There’s no end to her energy. Aug helped lead the University’s yearlong, event-packed Bicentennial celebration in 1987—all the while writing the dissertation for her Pitt Ph.D. in the administration of higher education.

For the Chautauqua-at-Pitt conference on U.S.-Soviet relations, a 1989 event that brought 200 Soviet officials and citizens (and, no doubt, some KGB agents) to the University for a week of discussion and debate, she rounded up 50 public relations volunteers from around the city to help staff a 12-hour-a-day press room for international coverage of the groundbreaking event.

Over the years, she’s launched the award-winning Pitt and PittMed magazines, encouraged and overseen the production of nationally pace-setting videos, and brought on board the Pitt public relations department’s first Web designer.

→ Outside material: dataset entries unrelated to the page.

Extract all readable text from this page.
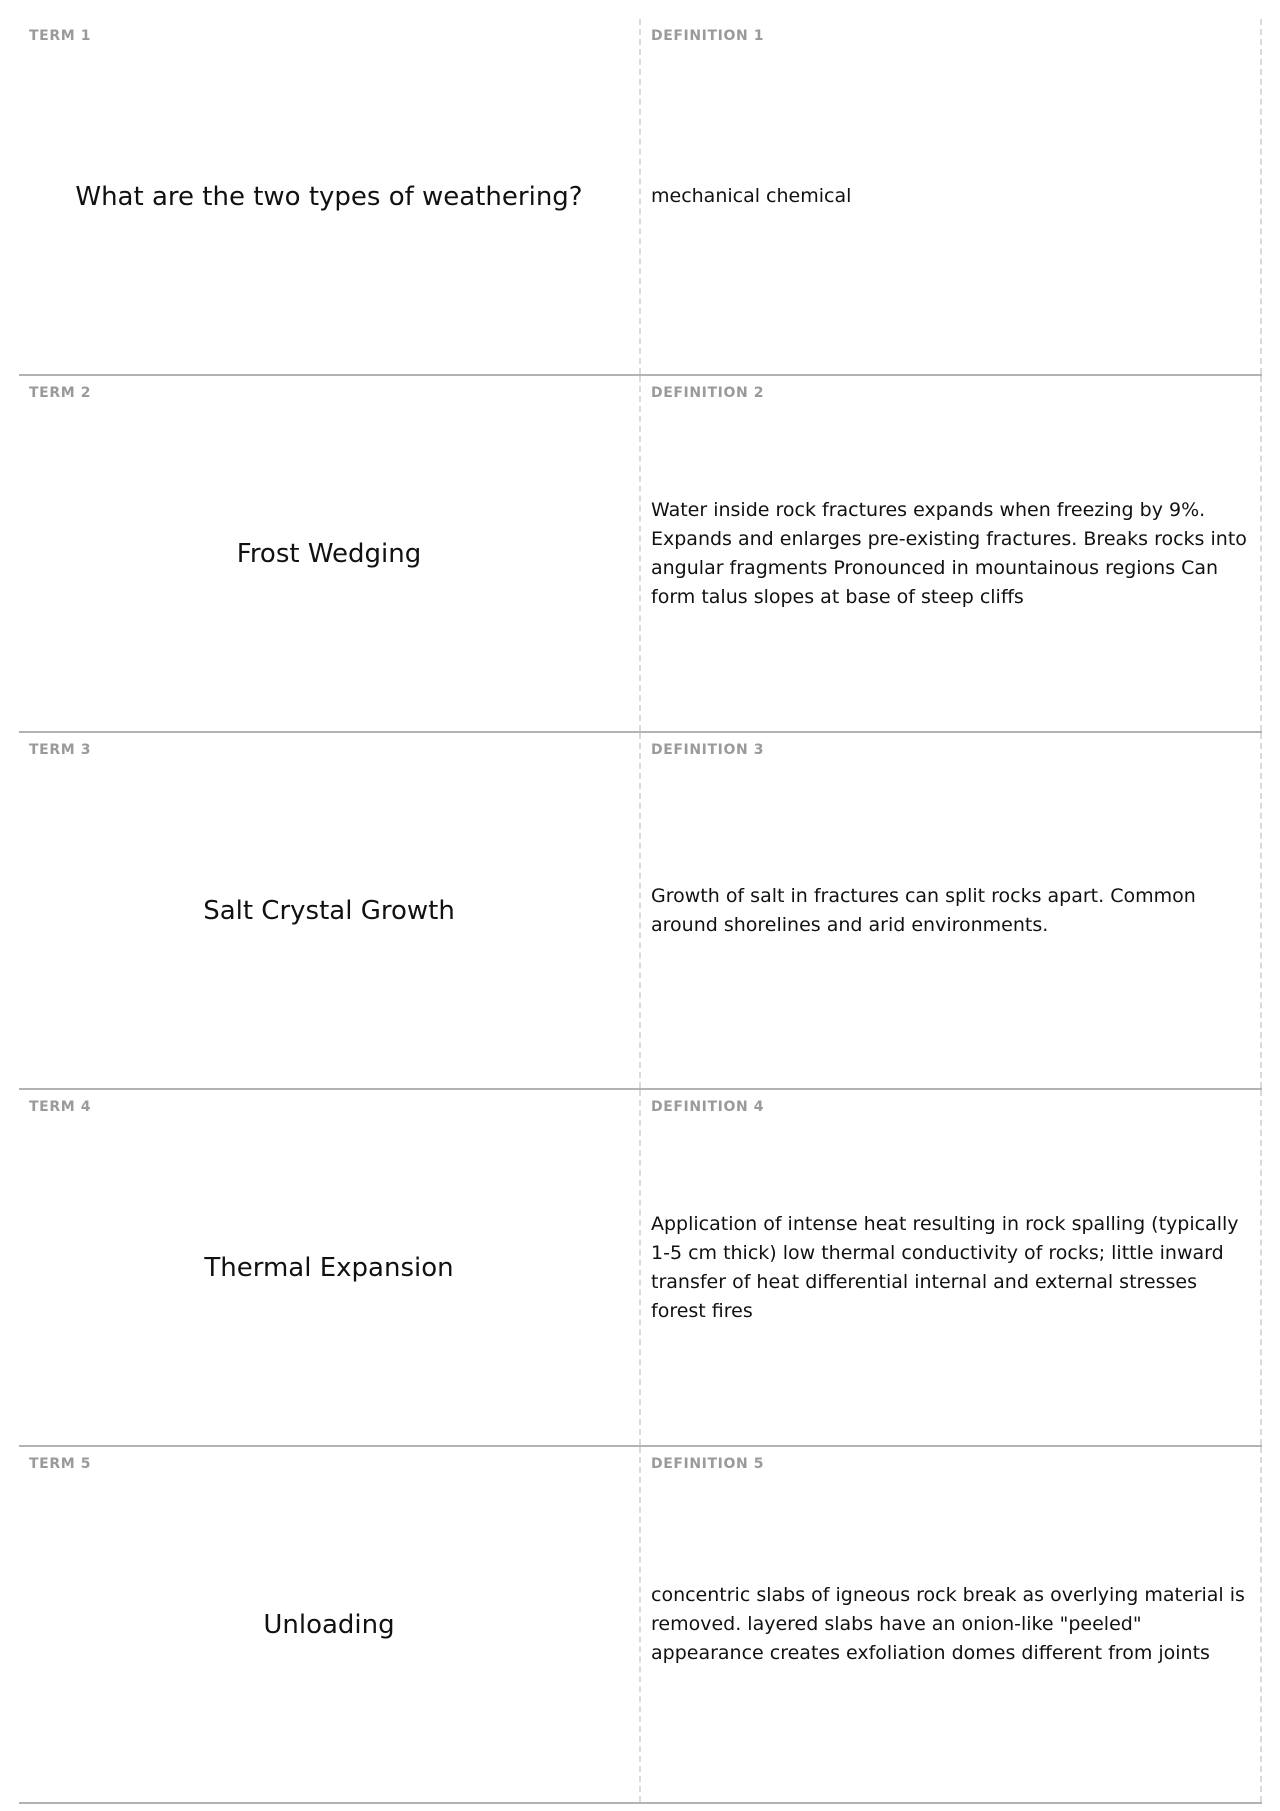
TERM 1
What are the two types of weathering?
DEFINITION 1
mechanical chemical
TERM 2
Frost Wedging
DEFINITION 2
Water inside rock fractures expands when freezing by 9%. Expands and enlarges pre-existing fractures. Breaks rocks into angular fragments Pronounced in mountainous regions Can form talus slopes at base of steep cliffs
TERM 3
Salt Crystal Growth
DEFINITION 3
Growth of salt in fractures can split rocks apart. Common around shorelines and arid environments.
TERM 4
Thermal Expansion
DEFINITION 4
Application of intense heat resulting in rock spalling (typically 1-5 cm thick) low thermal conductivity of rocks; little inward transfer of heat differential internal and external stresses forest fires
TERM 5
Unloading
DEFINITION 5
concentric slabs of igneous rock break as overlying material is removed. layered slabs have an onion-like "peeled" appearance creates exfoliation domes different from joints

In 1990, the communications department that she had built over the decade of the ’80s to an unprecedented level of excellence won the international CASE (Council for Advancement and Support of Education) Grand Gold Medal Award as the best institutional relations program.

Still, if you ask her what her greatest contribution has been to the University, she’ll say it’s her ability to bring in—and keep—talented people.

“She’s had an enormous impact,” said national media relations consultant Frank Dobisky. “There are people out in this higher education public relations world who owe their careers to Mary Ann. People around the country call on her for advice and counsel, and she’s always freely offered it.

“When I think of the phrase joie de vivre, I think of Mary Ann. She has a sense of humor and a joy that surrounds her. And yet anybody who’s underestimated her has found that they’ve made a big mistake. Mary Ann is one sharp cookie. ”

Today, Aug echoes her father, those many years back: “It is such an incredibly important place,” she said. “To have been able to be a part of it is a wonderful thing. I have just loved Pitt.”